Imperturbable cinismo

Mientras el Estado español sigue negando la existencia de las torturas con imperturbable cinismo, no duda en utilizar su potestad exclusiva de perdón para proteger y para garantizar la impunidad de sus torturadores. El indulto -un residuo de la monarquía absoluta- de los cuatro mossos de escuadra condenados a prisión por torturar a un ciudadano rumano ha generado escándalo por la «burla a la ley» que supone.
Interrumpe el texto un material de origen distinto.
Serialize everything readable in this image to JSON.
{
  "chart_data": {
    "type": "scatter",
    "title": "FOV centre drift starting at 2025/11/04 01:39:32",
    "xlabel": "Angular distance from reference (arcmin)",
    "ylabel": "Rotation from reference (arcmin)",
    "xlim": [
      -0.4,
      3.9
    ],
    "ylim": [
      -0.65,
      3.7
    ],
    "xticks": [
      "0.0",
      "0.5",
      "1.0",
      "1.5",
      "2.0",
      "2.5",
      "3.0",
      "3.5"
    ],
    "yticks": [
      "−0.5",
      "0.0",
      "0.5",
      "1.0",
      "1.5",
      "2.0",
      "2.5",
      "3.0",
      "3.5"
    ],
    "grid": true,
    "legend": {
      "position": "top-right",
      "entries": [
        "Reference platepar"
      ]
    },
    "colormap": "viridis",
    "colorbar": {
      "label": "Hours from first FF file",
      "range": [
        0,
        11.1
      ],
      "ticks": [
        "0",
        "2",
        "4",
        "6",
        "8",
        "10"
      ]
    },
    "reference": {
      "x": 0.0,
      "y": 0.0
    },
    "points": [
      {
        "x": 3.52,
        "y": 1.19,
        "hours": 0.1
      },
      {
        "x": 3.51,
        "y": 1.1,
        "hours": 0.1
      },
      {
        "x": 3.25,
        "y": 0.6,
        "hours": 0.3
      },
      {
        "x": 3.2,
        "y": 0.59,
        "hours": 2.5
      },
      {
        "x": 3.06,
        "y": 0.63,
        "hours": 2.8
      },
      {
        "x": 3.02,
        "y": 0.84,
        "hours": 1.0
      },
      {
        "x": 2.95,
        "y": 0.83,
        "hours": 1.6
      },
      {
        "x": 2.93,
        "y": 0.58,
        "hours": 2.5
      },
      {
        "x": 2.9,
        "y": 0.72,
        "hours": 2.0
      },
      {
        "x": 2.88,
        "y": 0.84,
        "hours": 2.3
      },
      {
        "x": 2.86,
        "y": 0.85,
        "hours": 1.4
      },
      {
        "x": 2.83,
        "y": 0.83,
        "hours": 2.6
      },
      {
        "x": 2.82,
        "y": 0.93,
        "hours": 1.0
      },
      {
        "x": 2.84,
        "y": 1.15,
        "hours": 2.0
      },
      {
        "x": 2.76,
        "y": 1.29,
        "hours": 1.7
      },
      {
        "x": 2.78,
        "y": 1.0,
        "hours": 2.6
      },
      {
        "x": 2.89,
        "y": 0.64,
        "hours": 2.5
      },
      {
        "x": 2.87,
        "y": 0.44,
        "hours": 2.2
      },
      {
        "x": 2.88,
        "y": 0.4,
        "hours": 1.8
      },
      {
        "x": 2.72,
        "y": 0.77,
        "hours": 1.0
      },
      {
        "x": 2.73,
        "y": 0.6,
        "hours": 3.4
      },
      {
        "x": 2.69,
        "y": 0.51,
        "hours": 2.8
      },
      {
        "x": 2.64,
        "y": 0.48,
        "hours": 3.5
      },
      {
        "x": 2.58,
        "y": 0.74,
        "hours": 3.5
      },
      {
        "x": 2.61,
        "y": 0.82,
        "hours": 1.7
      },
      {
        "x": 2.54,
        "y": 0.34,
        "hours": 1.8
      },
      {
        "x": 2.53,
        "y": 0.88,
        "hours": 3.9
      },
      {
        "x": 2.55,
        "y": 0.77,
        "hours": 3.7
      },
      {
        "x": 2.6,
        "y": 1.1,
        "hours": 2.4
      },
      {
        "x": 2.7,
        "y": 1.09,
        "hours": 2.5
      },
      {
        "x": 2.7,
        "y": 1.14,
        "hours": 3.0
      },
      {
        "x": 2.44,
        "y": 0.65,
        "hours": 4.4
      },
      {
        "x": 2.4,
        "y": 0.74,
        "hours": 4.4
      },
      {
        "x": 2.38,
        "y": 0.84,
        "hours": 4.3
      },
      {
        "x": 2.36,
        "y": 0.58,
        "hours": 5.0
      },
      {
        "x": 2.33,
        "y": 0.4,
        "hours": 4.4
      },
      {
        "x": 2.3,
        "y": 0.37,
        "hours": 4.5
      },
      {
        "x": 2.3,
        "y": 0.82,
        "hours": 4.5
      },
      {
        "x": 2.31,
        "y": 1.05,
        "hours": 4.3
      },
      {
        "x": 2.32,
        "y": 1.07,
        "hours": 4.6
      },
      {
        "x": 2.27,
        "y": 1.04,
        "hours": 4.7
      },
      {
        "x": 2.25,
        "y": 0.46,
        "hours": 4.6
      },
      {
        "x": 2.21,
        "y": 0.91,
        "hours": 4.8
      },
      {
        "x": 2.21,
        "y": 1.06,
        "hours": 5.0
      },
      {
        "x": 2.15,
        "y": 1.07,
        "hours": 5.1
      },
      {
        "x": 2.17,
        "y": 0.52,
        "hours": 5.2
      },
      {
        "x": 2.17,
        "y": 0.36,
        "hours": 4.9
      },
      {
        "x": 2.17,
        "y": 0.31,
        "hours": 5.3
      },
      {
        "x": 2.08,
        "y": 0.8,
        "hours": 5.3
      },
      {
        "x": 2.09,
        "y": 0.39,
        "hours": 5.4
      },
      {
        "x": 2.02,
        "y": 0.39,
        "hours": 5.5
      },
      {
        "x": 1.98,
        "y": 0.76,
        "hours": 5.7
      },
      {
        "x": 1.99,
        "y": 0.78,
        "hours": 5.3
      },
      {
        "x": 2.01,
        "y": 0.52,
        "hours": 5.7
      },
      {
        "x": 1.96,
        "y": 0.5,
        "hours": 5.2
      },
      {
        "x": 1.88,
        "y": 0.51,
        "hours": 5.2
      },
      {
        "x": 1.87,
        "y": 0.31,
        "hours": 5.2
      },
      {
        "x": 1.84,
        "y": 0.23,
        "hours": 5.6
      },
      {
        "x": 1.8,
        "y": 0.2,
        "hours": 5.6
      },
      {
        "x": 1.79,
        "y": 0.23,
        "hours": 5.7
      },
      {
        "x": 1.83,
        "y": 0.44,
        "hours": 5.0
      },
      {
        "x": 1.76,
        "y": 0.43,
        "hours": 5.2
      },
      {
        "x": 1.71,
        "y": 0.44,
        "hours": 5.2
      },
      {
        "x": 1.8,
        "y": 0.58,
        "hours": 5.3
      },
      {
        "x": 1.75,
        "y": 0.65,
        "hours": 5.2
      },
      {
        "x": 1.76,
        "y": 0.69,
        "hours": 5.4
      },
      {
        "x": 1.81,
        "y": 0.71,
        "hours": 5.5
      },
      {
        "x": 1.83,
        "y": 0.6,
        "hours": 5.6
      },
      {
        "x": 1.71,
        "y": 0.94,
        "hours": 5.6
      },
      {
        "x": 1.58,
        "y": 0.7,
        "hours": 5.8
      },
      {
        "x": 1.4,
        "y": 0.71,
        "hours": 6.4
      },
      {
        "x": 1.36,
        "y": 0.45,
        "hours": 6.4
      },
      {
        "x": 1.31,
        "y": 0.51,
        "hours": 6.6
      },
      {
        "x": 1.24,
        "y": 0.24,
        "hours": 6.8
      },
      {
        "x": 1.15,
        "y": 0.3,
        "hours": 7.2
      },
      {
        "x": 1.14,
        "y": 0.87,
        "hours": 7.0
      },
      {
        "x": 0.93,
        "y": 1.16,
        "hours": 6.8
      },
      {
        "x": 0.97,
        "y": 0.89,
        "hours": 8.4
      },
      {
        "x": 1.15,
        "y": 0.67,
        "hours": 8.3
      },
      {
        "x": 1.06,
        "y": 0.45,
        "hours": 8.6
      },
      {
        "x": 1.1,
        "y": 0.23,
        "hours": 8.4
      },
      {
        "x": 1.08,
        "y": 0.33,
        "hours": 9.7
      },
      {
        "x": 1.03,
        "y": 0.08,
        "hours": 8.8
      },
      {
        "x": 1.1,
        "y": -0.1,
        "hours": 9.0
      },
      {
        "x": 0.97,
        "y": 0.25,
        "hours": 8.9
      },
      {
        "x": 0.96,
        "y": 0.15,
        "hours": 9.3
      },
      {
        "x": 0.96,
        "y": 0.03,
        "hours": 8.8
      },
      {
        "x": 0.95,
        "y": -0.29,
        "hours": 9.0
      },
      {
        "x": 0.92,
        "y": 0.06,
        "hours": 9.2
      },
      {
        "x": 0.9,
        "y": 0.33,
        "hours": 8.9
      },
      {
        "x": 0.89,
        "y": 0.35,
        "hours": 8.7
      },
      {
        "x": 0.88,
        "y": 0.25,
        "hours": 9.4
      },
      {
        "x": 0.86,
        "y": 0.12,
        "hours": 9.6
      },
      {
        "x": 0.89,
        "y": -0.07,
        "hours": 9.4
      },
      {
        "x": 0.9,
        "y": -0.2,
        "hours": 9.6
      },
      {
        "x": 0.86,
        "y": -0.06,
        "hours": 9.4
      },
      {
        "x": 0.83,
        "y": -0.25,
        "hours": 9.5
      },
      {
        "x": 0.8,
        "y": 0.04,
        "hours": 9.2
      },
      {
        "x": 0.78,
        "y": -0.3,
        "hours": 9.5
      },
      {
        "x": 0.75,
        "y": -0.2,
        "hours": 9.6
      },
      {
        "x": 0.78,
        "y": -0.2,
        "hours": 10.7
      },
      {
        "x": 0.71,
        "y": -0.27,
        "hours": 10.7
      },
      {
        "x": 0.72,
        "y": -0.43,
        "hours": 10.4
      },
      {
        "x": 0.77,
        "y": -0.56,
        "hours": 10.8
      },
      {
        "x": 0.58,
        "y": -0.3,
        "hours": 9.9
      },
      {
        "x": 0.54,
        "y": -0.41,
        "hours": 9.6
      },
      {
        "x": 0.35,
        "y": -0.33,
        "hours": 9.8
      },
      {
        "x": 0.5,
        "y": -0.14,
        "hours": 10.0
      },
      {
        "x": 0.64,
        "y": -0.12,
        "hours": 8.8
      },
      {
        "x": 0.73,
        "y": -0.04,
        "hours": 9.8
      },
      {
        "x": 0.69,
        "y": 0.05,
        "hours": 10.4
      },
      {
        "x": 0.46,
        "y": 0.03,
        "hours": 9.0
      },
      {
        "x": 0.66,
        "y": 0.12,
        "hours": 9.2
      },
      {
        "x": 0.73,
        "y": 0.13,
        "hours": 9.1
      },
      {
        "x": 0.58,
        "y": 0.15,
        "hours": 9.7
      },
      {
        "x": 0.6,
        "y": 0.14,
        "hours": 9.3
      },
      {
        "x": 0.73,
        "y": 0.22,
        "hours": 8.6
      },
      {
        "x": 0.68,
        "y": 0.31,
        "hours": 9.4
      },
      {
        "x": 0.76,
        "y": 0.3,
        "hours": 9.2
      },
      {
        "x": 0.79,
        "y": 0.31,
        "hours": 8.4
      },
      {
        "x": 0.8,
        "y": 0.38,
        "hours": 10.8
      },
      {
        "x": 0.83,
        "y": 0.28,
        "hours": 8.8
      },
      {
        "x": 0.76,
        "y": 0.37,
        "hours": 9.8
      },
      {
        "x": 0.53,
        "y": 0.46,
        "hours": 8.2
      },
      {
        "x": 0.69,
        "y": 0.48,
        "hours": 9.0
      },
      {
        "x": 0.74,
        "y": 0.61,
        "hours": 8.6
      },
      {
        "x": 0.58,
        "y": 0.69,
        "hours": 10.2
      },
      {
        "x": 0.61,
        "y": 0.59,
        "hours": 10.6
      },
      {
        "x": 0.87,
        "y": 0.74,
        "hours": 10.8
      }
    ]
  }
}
La historia de los vascos está repleta de ese tipo de infamias. Este país conoce de primera mano la profunda degradación moral de los victimarios directos así como de las partidos políticos que ordenaron o de los «super jueces» que ampararon estas prácticas. Sabe que para el Gobierno español el ejercicio del poder en Euskal Herria es sinónimo de mano dura, que ha alimentado un populismo punitivo que repugna a las mentes más abiertas y democráticas, y que tiene como finalidad bloquear todo tipo de dinámicas reparadoras y de reconciliación, cualquier nuevo escenario de soluciones. Que ha manipulado las más bajas pasiones para mantener una situación de excepcionalidad sobre cientos de vascos y vascas torturados, y hoy en prisión, al margen de la finalidad de excarcelación, propia de cualquier sistema penal decente, haciendo de la cadena perpetua la expresión máxima de su justicia.

Bajarse del púlpito de la «moral suprema»

La tortura, como realidad presente, condiciona y altera la opción de un relato fiel a lo ocurrido durante los últimos 50 años en Euskal Herria que el Gobierno del PP y sus terminales mediáticas quieren imponer mediante el monocultivo de las mentes. Quienes niegan la naturaleza política del conflicto y la existencia de partes -casualmente los mismos que han negado y no han denunciado esta violación grave de derechos- quedan retratados en su afán por sostener una versión falsa, parcial y, sobre todo, entorpecedora de una resolución justa y duradera. Y, sobre todo, su supuesta superioridad moral cae como un castillo de naipes. Por eso niegan tanto los hechos como su complicidad con ellos.

La «receta antiterrorista» ofrece al Gobierno español una siniestra coartada para el uso pasado, presente y futuro de la tortura. Legalizada o no, esta infamia que va contra los principios elementales de humanidad ha sido admitida como talismán para ejercer el poder y su impunidad ha sido permitida como si se tratara de un tabú. El futuro del país, el establecimiento de unas bases de paz y justicia para una nueva convivencia civilizada, la posibilidad de un nuevo comienzo exigen con urgencia desechar y reemplazar esa destructiva ecuación. Desterrar la lacra de la tortura implica un reconocimiento del daño causado por parte de que quienes la impulsaron y protegieron de forma tan masiva. Y también la humildad necesaria para bajarse del púlpito desde el que predican su «moral suprema» y mirar a los ojos de esta realidad de tormento y al de sus víctimas.